I have to make several transaction through credit card. Sometimes, unsecured sites due to business.
When transacting through unsecured (have no ssl), is there any way to save my data from hackers proxy server?
I have to make several transaction through credit card. Sometimes, unsecured sites due to business.
When transacting through unsecured (have no ssl), is there any way to save my data from hackers proxy server?
EDIT: It is not secure to transmit credit card information over a plain connection.

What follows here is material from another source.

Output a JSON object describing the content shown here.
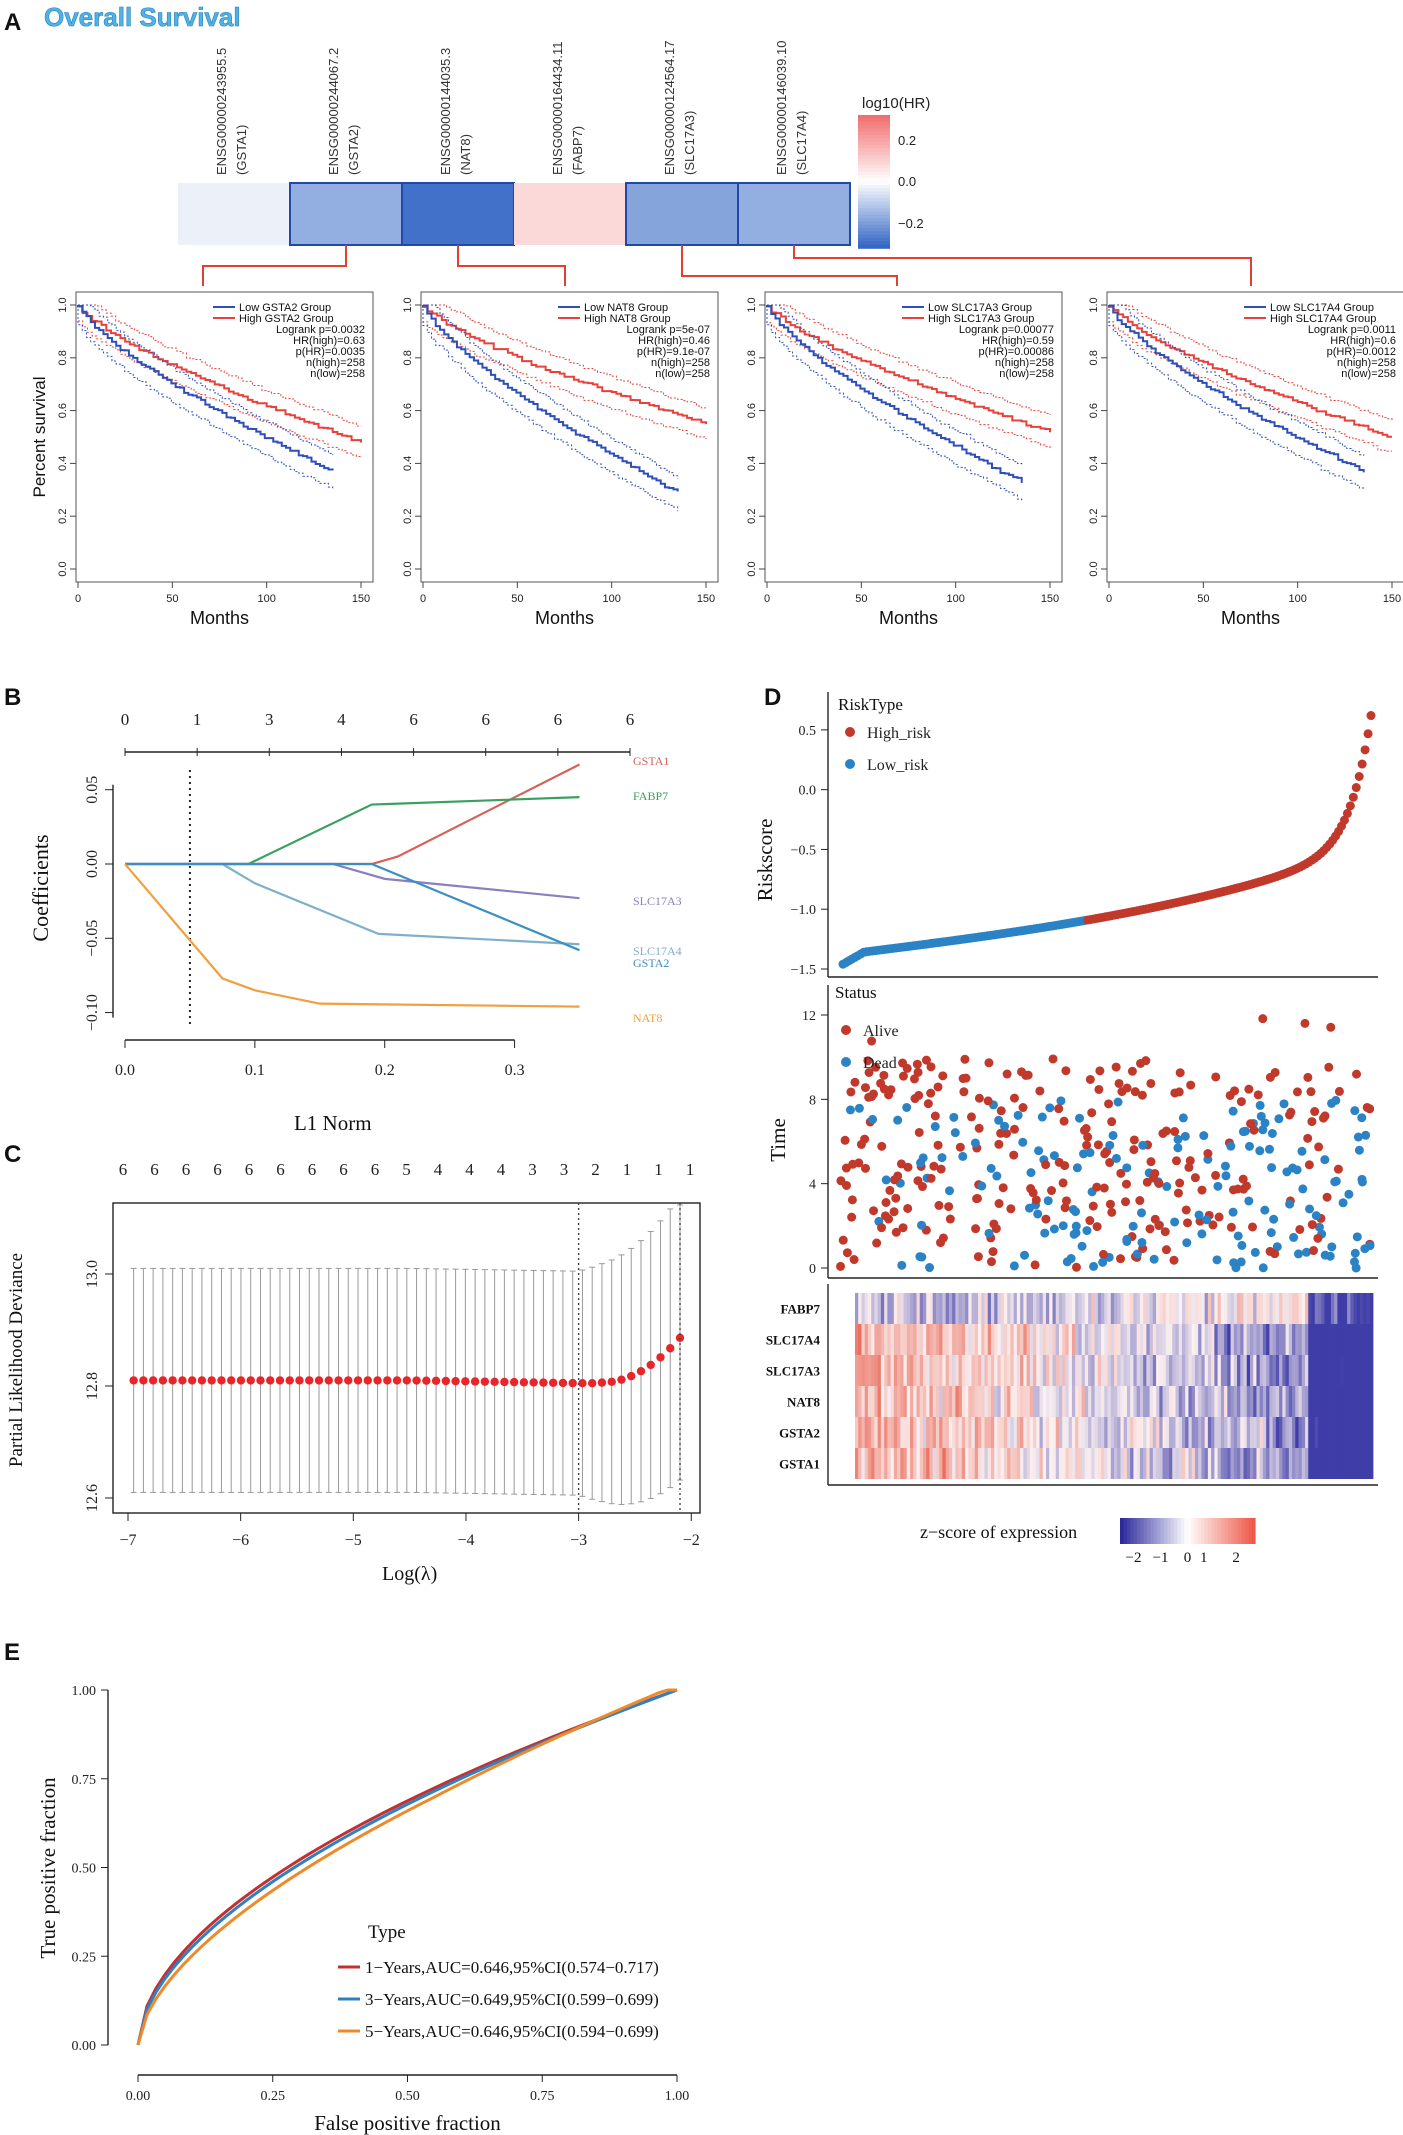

If your transacting site is using SSL, but your are not sure is that safe; then Utilize OCSP
(online certificate status protocol) methods.
For more #
If the site is unsecured, i.e. does not use SSL at all, then your information must travel to that server in plain, and anyone capable of listening in on that last hop will have your data. That might be a bad proxy server, introduced e.g. through some form of cache poisoning, but it might as well be some maintainer of an intermediate transport network listening in on the traffic under his control.
So I'd suggest not to transmit credit card information over a plain connection, ever.

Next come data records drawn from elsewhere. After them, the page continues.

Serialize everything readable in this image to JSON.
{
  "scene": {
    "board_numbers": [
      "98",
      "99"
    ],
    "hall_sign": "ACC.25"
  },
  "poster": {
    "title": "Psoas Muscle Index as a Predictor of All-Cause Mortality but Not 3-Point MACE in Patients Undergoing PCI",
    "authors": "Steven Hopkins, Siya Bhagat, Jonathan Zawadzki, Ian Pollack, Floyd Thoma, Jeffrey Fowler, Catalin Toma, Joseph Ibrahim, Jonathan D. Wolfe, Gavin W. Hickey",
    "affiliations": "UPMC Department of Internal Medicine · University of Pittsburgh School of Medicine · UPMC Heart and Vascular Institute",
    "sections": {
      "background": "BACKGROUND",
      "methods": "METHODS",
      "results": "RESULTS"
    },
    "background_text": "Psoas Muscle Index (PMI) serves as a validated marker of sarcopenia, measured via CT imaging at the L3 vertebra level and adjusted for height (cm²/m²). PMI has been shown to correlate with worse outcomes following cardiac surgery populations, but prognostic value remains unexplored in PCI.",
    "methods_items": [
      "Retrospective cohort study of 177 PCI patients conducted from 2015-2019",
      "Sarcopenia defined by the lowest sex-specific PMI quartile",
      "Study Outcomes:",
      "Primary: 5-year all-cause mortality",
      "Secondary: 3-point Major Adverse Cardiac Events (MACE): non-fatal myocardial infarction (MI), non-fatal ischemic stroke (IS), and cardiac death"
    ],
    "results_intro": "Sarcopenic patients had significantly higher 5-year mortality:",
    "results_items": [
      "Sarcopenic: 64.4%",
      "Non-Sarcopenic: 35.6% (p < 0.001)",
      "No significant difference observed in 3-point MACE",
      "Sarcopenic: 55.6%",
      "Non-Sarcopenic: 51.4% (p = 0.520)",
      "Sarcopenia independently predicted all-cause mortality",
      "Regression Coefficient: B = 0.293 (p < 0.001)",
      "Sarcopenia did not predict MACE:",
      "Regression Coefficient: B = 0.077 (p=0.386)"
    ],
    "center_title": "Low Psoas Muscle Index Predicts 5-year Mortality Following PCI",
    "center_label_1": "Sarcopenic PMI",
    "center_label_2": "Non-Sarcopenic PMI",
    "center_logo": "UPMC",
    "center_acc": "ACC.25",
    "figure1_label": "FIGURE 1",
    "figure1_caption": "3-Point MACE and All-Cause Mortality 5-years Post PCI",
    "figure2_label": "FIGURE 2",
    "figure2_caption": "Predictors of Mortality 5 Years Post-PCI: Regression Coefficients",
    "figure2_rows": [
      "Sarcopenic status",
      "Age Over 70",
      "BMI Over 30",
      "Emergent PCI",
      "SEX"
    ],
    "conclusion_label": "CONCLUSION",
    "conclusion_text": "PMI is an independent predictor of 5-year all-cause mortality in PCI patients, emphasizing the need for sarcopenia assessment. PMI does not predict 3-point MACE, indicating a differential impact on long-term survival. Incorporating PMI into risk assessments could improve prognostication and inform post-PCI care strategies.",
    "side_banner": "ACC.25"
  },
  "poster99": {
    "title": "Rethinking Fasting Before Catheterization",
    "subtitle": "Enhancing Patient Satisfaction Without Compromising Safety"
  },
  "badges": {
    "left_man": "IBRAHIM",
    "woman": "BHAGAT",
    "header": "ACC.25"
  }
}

You shouldn't enter your credit card details on any unsecured website regardless of what it's for, ever, there's just no justification for a company to have gone to the trouble of providing a webpage to take these details and not secure it. If they're not bothering with SSL I'd also worry about how they're storing the details. In my country (UK) businesses should also be PCI compliant which also covers how the details are stored, who can access them, how often passwords are changed, quarterly 3rd party scans any servers involved, etc, etc.
Ring these companies up and give them the details over the phone, and then tell them that they are seriously risking their customers security by not paying a tiny amount of money each year for an SSL certificate. (They could even install a self-signed certificate for free if it's a private site only taking details from known people that are happyto do it this way)
EDIT: Just to answer the actual question rather than point out anyone that does this is an idiot, the information travels from your machine to the web server in plain text and can be seen by anyone in the path. It could end up being seen by anyone who has access to equipment along the way, it may even end up in logs if ISPs are logging packets. The correct way to secure this is to use SSL.